Что он мне на это ответит? «Я важнее, главнее, известнее…»? Что?
— Потому что я на десять лет дольше тебя говно ел.
Я в «Городок» через десять лет большего говна, чем ты, пришел.
Мы заснули, не разговаривая. На следующий день он с утра принес выпивку. «Прости», — сказал Илюша, часто-часто заморгал и поцеловал меня.
Когда он со мной соглашался, он не говорил, что я прав, он начинал чаще подмигивать. Это служило барометром, по которому я пытался определять его настроение.
Но я все же переделал начало, и с тех пор и до последних его дней студия «Позитив ТВ» всегда представляла сначала Илью Олейникова, а потом Юрия Стоянова. Илюша мог быть неправым, но не было случая, чтобы он этого не признал. Меня тоже заносило. Но я не извинялся, а стремился обратить человека в свою веру, заставить его сказать: ты прав. В этом смысле мы с Илюхой разные люди.
Больше ни в чем я не чувствовал разделявших нас десяти лет. Я был главным на площадке, а он — в жизни. Илья отнюдь не был сладким и удобным для всех, готовым прийти на помощь каждому. Нет.

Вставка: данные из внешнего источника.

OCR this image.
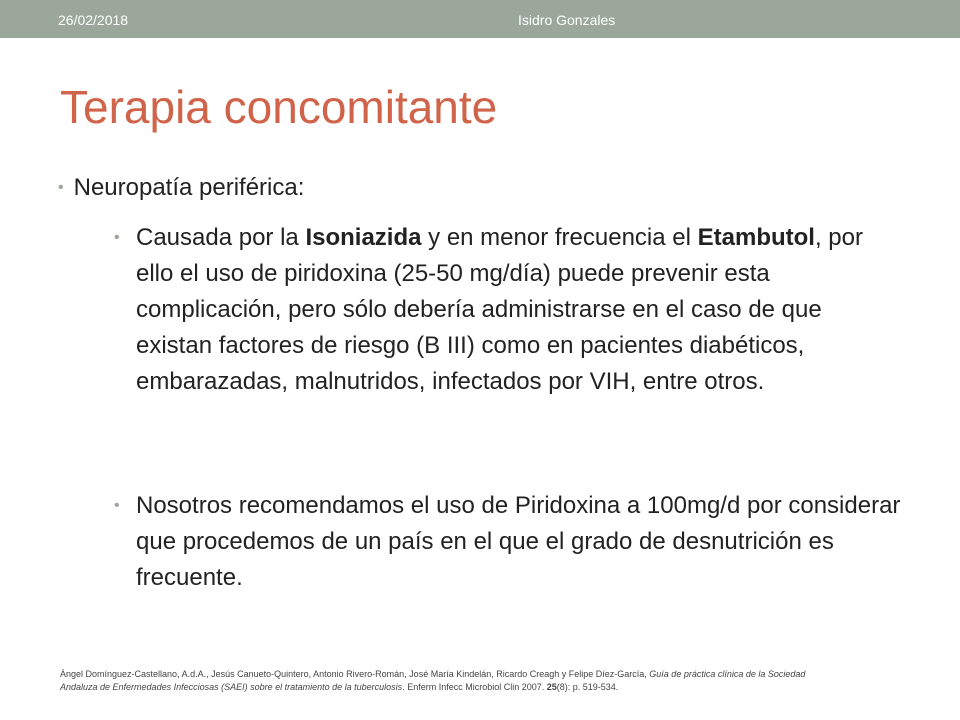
26/02/2018	Isidro Gonzales
Terapia concomitante
• Neuropatía periférica:
• Causada por la Isoniazida y en menor frecuencia el Etambutol, por ello el uso de piridoxina (25-50 mg/día) puede prevenir esta complicación, pero sólo debería administrarse en el caso de que existan factores de riesgo (B III) como en pacientes diabéticos, embarazadas, malnutridos, infectados por VIH, entre otros.
• Nosotros recomendamos el uso de Piridoxina a 100mg/d por considerar que procedemos de un país en el que el grado de desnutrición es frecuente.
Ángel Domínguez-Castellano, A.d.A., Jesús Canueto-Quintero, Antonio Rivero-Román, José María Kindelán, Ricardo Creagh y Felipe Díez-García, Guía de práctica clínica de la Sociedad Andaluza de Enfermedades Infecciosas (SAEI) sobre el tratamiento de la tuberculosis. Enferm Infecc Microbiol Clin 2007. 25(8): p. 519-534.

Он был правильный еврейский парень, строго разделявший «своих» и «чужих». Свои — это семья, друзья и партнер. Я был членом его семьи, независимо от того, сколько мы вместе выпили чаю.
Не так и много. За двадцать лет раза три встретили Новый год и отметили два дня рождения. Если родственника посадят в тюрьму, он не перестает быть родственником, для Ильи это непреложная истина. Когда что-то случалось, он вставал среди ночи, чтобы помочь, даже если накануне мы погрызлись.
Наша грызня, это надо четко понимать, всегда носила только творческий характер: какую историю и как играть.
Никогда в жизни не было человеческого повода поругаться.
Я знал, что могу на Илью абсолютно положиться. Говорю так не потому, что его больше нет…
Однажды зимой у нас вышла смешная история. В зоне, где отстаиваются поезда, нам выделили для съемок вагончик. Я играл плохого железнодорожника, который «наезжает» на интеллигентного пассажира с чемоданчиком — Илюшу. Пока мы репетировали, мимо проходил настоящий железнодорожник, огромный битюг с молотком в руках. Он не понял, что идет съемка, и кинулся на меня, слава богу, отбросив молоток. Мне палец в рот не клади. Я стал с ним серьезно толкаться, время от времени попадая противнику в «тыкву», но и мне досталось. Тут на выручку ринулся абсолютно не умеющий драться Илюша. Размахивая чемоданчиком, он налетел на моего обидчика в своих невероятно скользких туфлях, на которые уже не раз успел пожаловаться в процессе съемок. Падая на снег и поднимаясь, он норовил огреть железнодорожника чемоданом и кричал:
«Б…ь, эти туфли! Я не могу его хорошо ударить! Юрик, ты понимаешь, я не могу его хорошо е…нугь! Туфли, туфли!»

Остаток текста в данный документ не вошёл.